❝ Brian Cash can put a figure to the cost of Alabama’s new immigration law: at least $100,000. That’s the value of the tomatoes he has personally ripening out in his fields and that are going unpicked because his Hispanic workforce vanished literally overnight.
❝ For generations, Cash’s family have farmed 125 acres atop the Chandler mountain, a plateau in the north of the state about nine miles long and two miles wide. It’s perfect tomato-growing country – the soil is sandy and rich, and the elevation provides a breeze that keeps frost at bay and allows early planting.
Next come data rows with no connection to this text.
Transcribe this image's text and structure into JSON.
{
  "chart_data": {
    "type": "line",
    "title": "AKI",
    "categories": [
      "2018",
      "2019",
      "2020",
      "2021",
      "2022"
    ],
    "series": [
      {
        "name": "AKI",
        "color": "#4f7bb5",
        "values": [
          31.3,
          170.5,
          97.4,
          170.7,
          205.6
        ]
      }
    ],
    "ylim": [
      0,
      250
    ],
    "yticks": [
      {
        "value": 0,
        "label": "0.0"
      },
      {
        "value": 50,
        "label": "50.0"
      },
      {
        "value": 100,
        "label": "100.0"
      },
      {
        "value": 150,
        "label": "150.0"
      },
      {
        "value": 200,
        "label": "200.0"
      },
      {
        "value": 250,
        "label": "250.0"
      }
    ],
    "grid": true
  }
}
For four months every year he employs almost exclusively Hispanic male workers to pick the harvest. This year he had 64 men out in the fields…Then HB56 came into effect, the new law that makes it a crime not to carry valid immigration documents and forces the police to check on anyone they suspect may be in the country illegally.
The provisions – the toughest of any state in America – were enforced on 28 September. By the next day Cash’s workforce had dwindled to 11…
❝ Cash says that losing his pickers is much more than a commercial disaster. “Many of these people are friends and like family to us. They have been working for my family for years.”
The crew leader for Cash’s fields has been working for his family for 17 years. “He’s my age and we pretty much grew up together,” he says.
Cash has sponsored him in his application for American naturalisation – a process that the immigration authorities have said will take up to nine years and cost up to $17,000.
❝ The crew leader already has permanent residency status and his two children are US citizens, but because his wife is undocumented he was fearful of the new law and left abruptly along with the others the minute the provisions came in.
RTFA. Take the time to step past the lies and propaganda conservative and bigoted Congress-critters, state and local scum-suckers blather to pass laws like this. Itinerant foreign migrant labor is nothing new in my life. For decades migrant farm crews returned to the Connecticut River valley to follow the harvest season south until it was time to return home. In those days, mostly back to the Caribbean.